Yeni yılda başlaması planlanan yeni sistem ile e-ticaret platformları, satıcılardan peşinen vergi kesintisi yaparak Maliye’ye ödeme gerçekleştirecek. Cumhurbaşkanınca belirlenebilecek sektör ve faaliyet konuları itibarıyla tam ve dar mükellef kurumlara yapılan ödemeler üzerinden yine Cumhurbaşkanınca belirlenecek oranlarda kurumlar vergisi stopajı yapılacak.
Stopaja neden ihtiyaç duyuldu?
Stopaj düzenlemesi kayıt dışılık ile mücadele kapsamında gündeme geldi. Türkiye’de Kurumlar Vergisi tahsilatlarının az olması ve firmaların zarar göstermeleri yüzünden şirketlerden ciro bazlı vergi toplanması amaçlandı. İş dünyasının çatı kuruluşları ise böyle bir düzenlemenin doğru olmayacağından hareketle Cumhurbaşkanlığı nezdinde girişimlerde bulununca geri adım atıldı. Fakat pazaryerlerinden satış yapan işletmelere yönelik benzer bir adım atıldı. Oran belirleme yetkisi de Cumhurbaşkanı’na verildi. Bu ay sonuna kadar Cumhurbaşkanı’nın bir oran belirlemesi bekleniyor.

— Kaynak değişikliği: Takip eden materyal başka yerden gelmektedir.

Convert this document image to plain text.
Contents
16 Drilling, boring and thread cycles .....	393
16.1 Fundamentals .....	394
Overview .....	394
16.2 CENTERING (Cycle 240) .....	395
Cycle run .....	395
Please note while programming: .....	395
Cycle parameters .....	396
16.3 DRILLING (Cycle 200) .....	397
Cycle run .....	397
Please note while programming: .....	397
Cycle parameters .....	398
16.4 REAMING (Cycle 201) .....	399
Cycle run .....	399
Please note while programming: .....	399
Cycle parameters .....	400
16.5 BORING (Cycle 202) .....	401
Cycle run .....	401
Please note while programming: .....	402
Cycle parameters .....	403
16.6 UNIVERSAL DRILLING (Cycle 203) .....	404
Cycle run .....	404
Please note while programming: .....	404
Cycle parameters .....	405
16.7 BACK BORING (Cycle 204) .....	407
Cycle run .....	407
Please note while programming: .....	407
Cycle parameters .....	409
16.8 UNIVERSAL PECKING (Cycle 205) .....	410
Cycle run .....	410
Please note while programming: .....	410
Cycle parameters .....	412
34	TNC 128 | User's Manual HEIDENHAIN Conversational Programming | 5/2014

Düzenlemenin gündeme gelmesinin nedenlerinden biri ise az oranda olduğu tahmin edilen kötü niyetli uygulamalar. Tüketici e-ticaret platformu üzerinden bir eşya aldığında fatura alan kişi yerine başka firmaya kesiliyor. Böylece gider vs. yazılabiliyor. Sektör kaynakları bu tür uygulamalar olduğunu fakat oranının düşük kaldığını, alıcı adına fatura kesme zorunluluğu veya fatura kesme yetkisinin pazaryerine verilmesi gibi bir düzenleme ile bunun zaten önüne geçilebileceğini belirtiyorlar.

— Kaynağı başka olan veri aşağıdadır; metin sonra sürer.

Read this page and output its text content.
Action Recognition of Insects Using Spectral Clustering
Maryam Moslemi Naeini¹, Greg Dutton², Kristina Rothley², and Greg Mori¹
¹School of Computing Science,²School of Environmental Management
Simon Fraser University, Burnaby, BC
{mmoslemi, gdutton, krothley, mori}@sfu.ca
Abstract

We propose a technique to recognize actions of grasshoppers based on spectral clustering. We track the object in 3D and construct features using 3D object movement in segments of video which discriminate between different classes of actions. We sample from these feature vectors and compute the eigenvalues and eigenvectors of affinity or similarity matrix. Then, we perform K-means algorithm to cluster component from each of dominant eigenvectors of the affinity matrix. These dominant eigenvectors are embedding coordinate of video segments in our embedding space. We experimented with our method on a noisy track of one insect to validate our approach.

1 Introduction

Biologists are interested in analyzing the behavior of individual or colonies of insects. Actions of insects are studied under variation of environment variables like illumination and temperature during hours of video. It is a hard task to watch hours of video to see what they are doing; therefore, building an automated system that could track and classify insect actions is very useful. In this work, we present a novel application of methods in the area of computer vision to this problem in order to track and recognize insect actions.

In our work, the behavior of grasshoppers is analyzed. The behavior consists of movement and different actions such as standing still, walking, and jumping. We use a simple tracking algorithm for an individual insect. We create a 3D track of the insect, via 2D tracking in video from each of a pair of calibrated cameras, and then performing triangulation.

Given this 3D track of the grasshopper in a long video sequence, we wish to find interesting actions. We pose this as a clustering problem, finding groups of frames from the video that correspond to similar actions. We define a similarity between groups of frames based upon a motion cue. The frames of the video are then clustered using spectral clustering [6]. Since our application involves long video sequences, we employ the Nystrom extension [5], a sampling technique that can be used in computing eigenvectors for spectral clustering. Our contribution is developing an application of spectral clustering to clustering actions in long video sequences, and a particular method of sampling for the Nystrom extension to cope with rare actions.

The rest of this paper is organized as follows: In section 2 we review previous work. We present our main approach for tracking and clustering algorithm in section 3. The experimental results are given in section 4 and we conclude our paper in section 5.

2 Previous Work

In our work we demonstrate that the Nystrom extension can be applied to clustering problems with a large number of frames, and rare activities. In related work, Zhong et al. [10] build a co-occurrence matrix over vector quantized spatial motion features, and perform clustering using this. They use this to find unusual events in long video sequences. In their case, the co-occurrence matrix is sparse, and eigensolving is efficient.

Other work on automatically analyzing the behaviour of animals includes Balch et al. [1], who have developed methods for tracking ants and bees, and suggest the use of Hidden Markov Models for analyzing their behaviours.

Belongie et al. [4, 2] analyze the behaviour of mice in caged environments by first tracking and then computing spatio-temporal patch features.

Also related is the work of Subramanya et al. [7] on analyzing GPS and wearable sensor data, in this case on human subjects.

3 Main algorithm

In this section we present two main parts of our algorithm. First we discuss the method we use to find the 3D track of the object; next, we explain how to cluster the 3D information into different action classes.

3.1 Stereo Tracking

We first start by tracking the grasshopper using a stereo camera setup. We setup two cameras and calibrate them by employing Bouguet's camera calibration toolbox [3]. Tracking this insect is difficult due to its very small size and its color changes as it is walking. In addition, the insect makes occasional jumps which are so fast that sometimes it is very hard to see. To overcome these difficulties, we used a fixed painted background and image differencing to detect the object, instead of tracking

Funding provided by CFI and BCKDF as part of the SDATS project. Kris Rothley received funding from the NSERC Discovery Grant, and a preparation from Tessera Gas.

Defter tutma zorunluluğu olmayanlar zaten muaf
Küçük bir alandaki kayıtdışılık için bütün bir ekosistemin vergilendirilmesinin sakıncalarına değinen sektör kaynaklarına göre; “Küçük satıcıların zaten belli ürünlerdeki marjları oldukça düşük. Bu yüzden gündeme gelen yüzde 10-15 gibi bir stopaj bu işletmeleri satış yapamaz hale getirecek. Yaygın ürünlerde yüzde 1’lik bir stopaj bile satıcının marjının yüzde 48’ini alıp götürecek. Hindistan’da benzer bir uygulama yapıldı. Yüzde 1 ile başlandı ve binde 1’e indirildi. Defter tutma zorunluluğu olmayanlar ise stopajdan muaflar. Küreselde faaliyet gösteren platformların da stopaj düzenlemesine uyum sağlayabilmesi için belli bir süre tanınması gerekiyor.”